OpenAI's subscription dashboard shows a tidy usage bar with a percentage—but it won't tell you how many tokens you actually sent, or what that translates to in spend. For anyone running Codex-heavy sessions day after day, that's a visibility gap. This note walks through the setup I use to get approximate daily and monthly numbers with ccusage.

Why I needed more than the percentage bar

The dashboard is reassuring when you just want to know you haven't burned through your allowance, but it doesn't help with:

  • Budgeting and forecasting: knowing whether this month looks heavier than last month.
  • Per-project breakdowns: seeing which repositories or tasks drive most usage.
  • Understanding patterns: spotting which days are Codex-heavy versus manual-heavy.

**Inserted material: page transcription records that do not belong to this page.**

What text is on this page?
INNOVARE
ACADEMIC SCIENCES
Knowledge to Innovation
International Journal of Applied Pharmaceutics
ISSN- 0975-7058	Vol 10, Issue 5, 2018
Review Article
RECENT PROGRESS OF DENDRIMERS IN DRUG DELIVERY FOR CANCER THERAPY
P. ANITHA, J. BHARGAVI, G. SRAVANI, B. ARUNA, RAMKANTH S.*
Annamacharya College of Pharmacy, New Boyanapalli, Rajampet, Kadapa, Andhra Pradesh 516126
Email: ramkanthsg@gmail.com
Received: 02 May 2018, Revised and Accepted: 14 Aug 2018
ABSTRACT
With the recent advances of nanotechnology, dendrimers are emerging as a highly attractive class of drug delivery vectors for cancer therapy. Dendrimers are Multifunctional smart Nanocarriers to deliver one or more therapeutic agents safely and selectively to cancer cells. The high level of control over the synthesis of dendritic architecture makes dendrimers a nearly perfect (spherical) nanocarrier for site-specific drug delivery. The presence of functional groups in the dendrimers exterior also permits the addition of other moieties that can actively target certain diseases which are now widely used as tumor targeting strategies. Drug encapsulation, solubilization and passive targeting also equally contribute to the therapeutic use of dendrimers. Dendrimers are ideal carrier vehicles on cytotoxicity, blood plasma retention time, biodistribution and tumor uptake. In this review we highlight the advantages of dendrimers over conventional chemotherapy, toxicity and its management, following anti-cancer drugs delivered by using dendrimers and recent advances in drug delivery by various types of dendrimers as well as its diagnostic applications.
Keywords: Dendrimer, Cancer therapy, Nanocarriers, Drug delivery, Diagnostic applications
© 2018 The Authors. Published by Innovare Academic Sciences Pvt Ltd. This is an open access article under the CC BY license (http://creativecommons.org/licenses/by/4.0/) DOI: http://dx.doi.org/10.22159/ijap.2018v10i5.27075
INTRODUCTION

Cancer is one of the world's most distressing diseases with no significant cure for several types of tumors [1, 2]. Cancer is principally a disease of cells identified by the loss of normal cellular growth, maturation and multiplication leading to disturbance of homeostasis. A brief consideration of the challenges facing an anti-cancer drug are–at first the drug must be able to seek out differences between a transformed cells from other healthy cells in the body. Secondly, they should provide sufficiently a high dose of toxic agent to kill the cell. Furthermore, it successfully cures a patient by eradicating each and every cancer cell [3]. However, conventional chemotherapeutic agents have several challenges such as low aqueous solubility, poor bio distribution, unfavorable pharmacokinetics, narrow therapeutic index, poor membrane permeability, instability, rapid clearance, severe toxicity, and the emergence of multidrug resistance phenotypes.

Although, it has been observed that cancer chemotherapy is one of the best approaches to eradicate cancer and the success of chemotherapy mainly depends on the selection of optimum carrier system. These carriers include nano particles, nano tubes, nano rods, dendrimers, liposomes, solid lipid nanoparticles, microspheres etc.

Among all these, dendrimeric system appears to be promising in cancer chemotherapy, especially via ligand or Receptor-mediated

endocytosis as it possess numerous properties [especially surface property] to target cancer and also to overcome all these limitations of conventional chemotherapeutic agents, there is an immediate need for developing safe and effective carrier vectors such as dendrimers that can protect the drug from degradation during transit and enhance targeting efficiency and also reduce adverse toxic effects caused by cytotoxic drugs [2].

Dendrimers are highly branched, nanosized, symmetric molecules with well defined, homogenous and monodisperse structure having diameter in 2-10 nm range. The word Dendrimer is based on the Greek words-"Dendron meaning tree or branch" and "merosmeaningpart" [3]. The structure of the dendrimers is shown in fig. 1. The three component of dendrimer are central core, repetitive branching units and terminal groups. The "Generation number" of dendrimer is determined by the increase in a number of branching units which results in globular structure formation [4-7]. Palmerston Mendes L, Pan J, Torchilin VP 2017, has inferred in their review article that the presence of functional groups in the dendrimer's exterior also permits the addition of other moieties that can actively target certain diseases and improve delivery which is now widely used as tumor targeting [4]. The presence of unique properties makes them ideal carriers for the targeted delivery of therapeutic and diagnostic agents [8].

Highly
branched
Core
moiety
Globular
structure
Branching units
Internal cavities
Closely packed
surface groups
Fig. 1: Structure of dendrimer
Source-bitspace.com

I wanted a CLI that could read my local logs and surface basic analytics without uploading data anywhere. That's where ccusage fits in.

What ccusage actually does

ccusage is a privacy-focused CLI that reads JSONL logs and turns them into tables or JSON output. It's not an official billing tool, so the cost numbers are estimates based on model pricing—close enough for planning, but not a substitute for your actual invoice.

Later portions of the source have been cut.